Furthermore, although both requiring unbiased RRs for estimation of PAF in Levin’s and Miettinen’s formulae, methods to obtain the unbiased RRs are different according to study types, such as using confounding adjustment (mostly from regression models) in case-control studies and stratification (e.g., SMR stratified by age and sex) in observational studies [5]. Theoretically, unbiased RRs from either fully adjustment (i.e., no residual confounding) or fully stratification (i.e., no residual confounding within stratum) should be identical and feasible for PAF estimation [6]. World Health Organization and Institute for Health Metrics and Evaluation applied a hybrid method, which age- and sex-stratified RRs were retrieved by prior meta-analysis or regression models, and summarized in standardized populations to estimate PAFs (i.e., global burden of diseases) [7]. Given fully adjusted and unbiased estimation, RRs derived from ecological studies and other studies with aggregated outcomes would be as valid as those from case-control studies, and therefore, are legit for PAF estimation.
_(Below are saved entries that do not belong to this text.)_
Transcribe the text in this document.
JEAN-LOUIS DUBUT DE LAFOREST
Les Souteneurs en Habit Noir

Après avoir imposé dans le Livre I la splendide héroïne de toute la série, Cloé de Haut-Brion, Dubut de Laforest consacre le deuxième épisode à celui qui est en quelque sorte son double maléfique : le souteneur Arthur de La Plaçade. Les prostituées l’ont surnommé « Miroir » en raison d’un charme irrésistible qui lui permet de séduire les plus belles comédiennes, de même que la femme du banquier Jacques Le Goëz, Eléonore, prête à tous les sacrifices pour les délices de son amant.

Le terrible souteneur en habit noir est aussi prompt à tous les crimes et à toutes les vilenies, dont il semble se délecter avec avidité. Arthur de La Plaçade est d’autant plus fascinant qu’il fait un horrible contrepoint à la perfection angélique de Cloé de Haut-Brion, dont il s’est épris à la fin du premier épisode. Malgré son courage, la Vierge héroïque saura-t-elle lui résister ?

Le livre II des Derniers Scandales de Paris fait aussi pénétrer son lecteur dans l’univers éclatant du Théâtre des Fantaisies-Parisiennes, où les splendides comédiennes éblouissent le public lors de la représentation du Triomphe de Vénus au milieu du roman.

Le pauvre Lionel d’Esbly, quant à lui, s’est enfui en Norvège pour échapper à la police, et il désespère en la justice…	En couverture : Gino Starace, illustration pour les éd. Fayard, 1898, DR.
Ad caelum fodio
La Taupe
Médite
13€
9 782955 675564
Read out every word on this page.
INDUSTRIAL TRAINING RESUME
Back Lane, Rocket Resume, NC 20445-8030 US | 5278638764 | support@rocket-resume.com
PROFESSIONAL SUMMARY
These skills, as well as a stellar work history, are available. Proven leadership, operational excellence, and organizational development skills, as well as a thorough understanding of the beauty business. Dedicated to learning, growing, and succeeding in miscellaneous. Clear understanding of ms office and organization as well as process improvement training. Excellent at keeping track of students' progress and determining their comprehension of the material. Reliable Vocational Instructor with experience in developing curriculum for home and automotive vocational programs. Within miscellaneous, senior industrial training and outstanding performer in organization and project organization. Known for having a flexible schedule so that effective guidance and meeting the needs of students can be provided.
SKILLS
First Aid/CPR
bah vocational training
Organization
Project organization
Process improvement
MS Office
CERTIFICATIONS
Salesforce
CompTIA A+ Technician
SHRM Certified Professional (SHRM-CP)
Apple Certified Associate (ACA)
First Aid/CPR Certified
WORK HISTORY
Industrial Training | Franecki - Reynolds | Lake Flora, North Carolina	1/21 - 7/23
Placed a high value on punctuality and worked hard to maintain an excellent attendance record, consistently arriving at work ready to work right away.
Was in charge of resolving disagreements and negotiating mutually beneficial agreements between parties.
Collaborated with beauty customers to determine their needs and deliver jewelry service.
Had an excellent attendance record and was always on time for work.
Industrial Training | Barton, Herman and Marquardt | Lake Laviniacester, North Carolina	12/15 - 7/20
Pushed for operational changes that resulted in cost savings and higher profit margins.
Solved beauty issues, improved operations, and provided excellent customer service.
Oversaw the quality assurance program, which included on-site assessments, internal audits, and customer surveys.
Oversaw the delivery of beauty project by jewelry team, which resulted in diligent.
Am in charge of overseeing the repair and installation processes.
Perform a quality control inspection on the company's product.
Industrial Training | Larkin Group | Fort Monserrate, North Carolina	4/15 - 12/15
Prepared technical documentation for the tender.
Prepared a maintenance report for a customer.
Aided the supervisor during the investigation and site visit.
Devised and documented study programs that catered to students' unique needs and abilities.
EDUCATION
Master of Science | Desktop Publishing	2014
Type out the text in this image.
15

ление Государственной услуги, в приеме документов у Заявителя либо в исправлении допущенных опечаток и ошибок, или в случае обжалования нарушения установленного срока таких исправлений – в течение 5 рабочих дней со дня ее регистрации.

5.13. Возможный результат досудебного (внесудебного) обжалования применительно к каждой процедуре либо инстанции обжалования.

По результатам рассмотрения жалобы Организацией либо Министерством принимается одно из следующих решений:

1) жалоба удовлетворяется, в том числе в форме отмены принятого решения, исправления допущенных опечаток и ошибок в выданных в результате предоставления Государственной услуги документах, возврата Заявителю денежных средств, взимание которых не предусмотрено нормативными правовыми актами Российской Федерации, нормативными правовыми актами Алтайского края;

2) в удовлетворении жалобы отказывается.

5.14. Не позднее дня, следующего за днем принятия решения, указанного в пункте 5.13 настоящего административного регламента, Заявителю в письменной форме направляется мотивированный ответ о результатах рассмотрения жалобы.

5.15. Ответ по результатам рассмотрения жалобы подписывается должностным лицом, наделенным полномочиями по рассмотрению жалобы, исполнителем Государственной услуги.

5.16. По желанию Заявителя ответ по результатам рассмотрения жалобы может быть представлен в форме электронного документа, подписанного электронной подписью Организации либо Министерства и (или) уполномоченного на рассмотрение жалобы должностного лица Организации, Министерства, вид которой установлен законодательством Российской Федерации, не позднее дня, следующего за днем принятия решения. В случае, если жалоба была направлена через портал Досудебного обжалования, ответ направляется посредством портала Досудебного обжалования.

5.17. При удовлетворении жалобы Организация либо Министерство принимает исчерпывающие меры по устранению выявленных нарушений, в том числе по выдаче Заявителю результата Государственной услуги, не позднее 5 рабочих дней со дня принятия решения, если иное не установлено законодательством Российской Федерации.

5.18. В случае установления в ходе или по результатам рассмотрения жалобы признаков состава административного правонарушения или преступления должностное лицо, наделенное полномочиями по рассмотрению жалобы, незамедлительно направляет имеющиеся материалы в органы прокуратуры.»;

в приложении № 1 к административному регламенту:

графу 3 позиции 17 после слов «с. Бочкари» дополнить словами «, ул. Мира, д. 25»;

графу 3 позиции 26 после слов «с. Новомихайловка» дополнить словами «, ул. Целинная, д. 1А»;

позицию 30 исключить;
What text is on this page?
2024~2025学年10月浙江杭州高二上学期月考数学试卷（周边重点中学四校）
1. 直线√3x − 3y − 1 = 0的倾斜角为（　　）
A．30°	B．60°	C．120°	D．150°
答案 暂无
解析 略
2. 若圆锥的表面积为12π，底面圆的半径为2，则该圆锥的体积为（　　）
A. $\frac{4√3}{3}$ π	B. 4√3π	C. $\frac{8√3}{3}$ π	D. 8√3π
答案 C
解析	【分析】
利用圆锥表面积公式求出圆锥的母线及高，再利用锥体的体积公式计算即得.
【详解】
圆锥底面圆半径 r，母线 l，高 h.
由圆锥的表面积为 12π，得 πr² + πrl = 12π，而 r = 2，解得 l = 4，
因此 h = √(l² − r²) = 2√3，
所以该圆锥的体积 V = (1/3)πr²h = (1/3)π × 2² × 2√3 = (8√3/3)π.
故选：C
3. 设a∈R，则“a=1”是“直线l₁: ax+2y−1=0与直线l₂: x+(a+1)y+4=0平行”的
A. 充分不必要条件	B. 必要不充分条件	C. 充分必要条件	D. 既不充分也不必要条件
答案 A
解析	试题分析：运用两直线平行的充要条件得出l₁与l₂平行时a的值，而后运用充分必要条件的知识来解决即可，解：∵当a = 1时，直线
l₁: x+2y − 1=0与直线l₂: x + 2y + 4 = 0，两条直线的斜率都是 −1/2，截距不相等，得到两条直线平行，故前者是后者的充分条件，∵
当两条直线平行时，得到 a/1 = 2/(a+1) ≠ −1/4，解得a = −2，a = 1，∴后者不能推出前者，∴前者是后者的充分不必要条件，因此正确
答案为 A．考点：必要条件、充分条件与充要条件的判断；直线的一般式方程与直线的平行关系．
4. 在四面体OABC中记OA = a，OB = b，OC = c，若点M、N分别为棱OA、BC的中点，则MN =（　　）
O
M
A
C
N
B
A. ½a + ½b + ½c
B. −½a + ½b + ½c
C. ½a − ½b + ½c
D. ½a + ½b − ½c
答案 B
Lastly, PAF estimates could be interpreted as relative strength of a relationship between exposure and disease, regardless of the nature of association or causation [8], and subsequently be applied to compare relative burden of diseases across countries/populations. In Lin’s study [2], for example, relative burden of lung cancer between countries across time contribute valuable information in consideration of country-level policies.

In conclusion, valid PAF estimation could be achieved from both Levin’s and Miettinen’s formulae with sufficient information in different types of studies with unbiased RR estimation, regardless stratification or adjustment. Comparison of PAFs between countries across time might provide additional information, along with the point estimate per se.